The MPI community recently celebrated 25 years since the start of the MPI standardization effort. This early-1990s effort was due to the emergence of commodity clusters as a replacement to vector machines, in what was dubbed by Eugene Brooks as "The attack of the killer micros." Commodity clusters needed very different software than vector systems, and two efforts were started to satisfy this need: The first effort, developed by High Performance Fortran Forum, was HPF—a data parallel extension to Fortran 90 that would provide portability across vector, SIMD, and cluster systems. The more modest second effort, developed by the Message Passing Interface Forum, was MPI—a portable message-passing library aimed specifically at clusters.
The MPI effort succeeded beyond the dreams of the early forum members. Today, all large supercomputers are commodity clusters, all support MPI, and basically all large scientific application codes; as well as an increasing number of data analytics codes, use MPI. The same will be true for the coming generation of exascale systems.
Early competitors to MPI, including HPF, have disappeared.
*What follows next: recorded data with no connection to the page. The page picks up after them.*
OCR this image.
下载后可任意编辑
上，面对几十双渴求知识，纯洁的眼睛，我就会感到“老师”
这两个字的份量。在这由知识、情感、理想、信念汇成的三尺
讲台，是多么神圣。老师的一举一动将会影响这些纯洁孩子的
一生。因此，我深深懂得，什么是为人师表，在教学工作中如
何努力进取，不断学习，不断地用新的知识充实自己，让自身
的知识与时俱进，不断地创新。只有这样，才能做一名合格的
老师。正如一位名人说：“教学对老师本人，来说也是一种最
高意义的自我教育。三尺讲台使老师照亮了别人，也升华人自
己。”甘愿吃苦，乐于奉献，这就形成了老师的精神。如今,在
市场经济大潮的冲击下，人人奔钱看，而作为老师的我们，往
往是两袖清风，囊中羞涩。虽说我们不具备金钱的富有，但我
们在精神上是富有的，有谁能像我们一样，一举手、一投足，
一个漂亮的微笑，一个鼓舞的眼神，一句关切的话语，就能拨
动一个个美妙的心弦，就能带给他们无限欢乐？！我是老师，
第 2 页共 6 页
This success has multiple reasons: Some good choices made in the MPI design, the relative ease of its implemention, the early availability of high-quality implementations, the confidence that an MPI library will continue to be available on future HPC systems, and the malleability of a library solution that can support multiple programming styles.
One critical cause of this success has been the continued evolution of the MPI specification, in support of evolving architectures and application needs: The MPI 1.1 specification, released in June 1995, was a document of 231 pages describing 128 functions; the MPI 3.1 specification, released June 2015, is an 836-page document describing 451 functions. Over time, MPI came to accommodate threads, parallel I/O, and an extensive set of collective operations, including non-blocking ones.
The following paper convincingly shows that the potential of MPI one-sided communication can be realized.
One major extension to MPI has been the introduction of one-sided communication, first in MPI 2.0, and then, with major additions, in MPI 3.0. The main communication paradigm for MPI point-to-point communication has been two-sided communication, where a send call at the source is matched by a receive call at the destination. This paradigm has weaknesses: The complex matching rules of sends to receives result in significant software overheads, especially for receive operations; overlap of communication and computation requires the presence of an asynchronous communication agent that can poll queues concurrently with ongoing computation; and send-receive communication either requires an extra copying of messages (eager protocol) or extra handshakes between sender and receiver (rendezvous protocol).
One-sided communication requires the involvement of only one process: the source process (for Put) or the destination process (for Get). This already enables a significant reduction of software overheads. It requires the involved process to provide the location of both the local and remote communication buffers; this is rarely a problem since the same association between local and remote buffer tends to be reused multiple times. It separates between communication and synchronization as only one of the two communicating processes will know the communication occurred; this is often an advantage as one synchronization can cover multiple communications. Most importantly, one-sided communication, especially Put, is a very good match to the capabilities of modern Network Interface Controllers (NICs): They very often support remote direct memory access (rDMA) operations whereby local and remote NICs collaborate in copying data from local memory to remote memory with no software involvement, aside from the call that initiates the transfer at the source node. Therefore, one-sided communication has the potential to significantly reduce the software overheads for communication.
This is extremely important as the next generation of networks and NICs will have the capability of handling tens or hundreds of millions of messages per second: With current communication protocols, this would mean that tens of GigaOps would be consumed by communication.
The following paper convincingly shows that the potential of MPI onesided communication can be realized. It provides both a general framework for the efficient implementation of MPI one-sided communication on modern architectures, and an experimental proof that such an implementation can significantly reduce communication overheads and improve the performance of large-scale applications. The paper is timely and important for two reasons: First, users tend to avoid new features in MPI (or other software) unless they have a convincing proof of their advantages and a solid implementation; the paper provides such a proof and provides guidance for new releases of the MPI library. Second, hardware vendors are often focused on optimizing their future systems for past applications; NIC designers are focused on accelerating two-sided communication as it is currently the main communication paradigm. The paper provides a timely warning that more attention must be devoted to one-sided communication.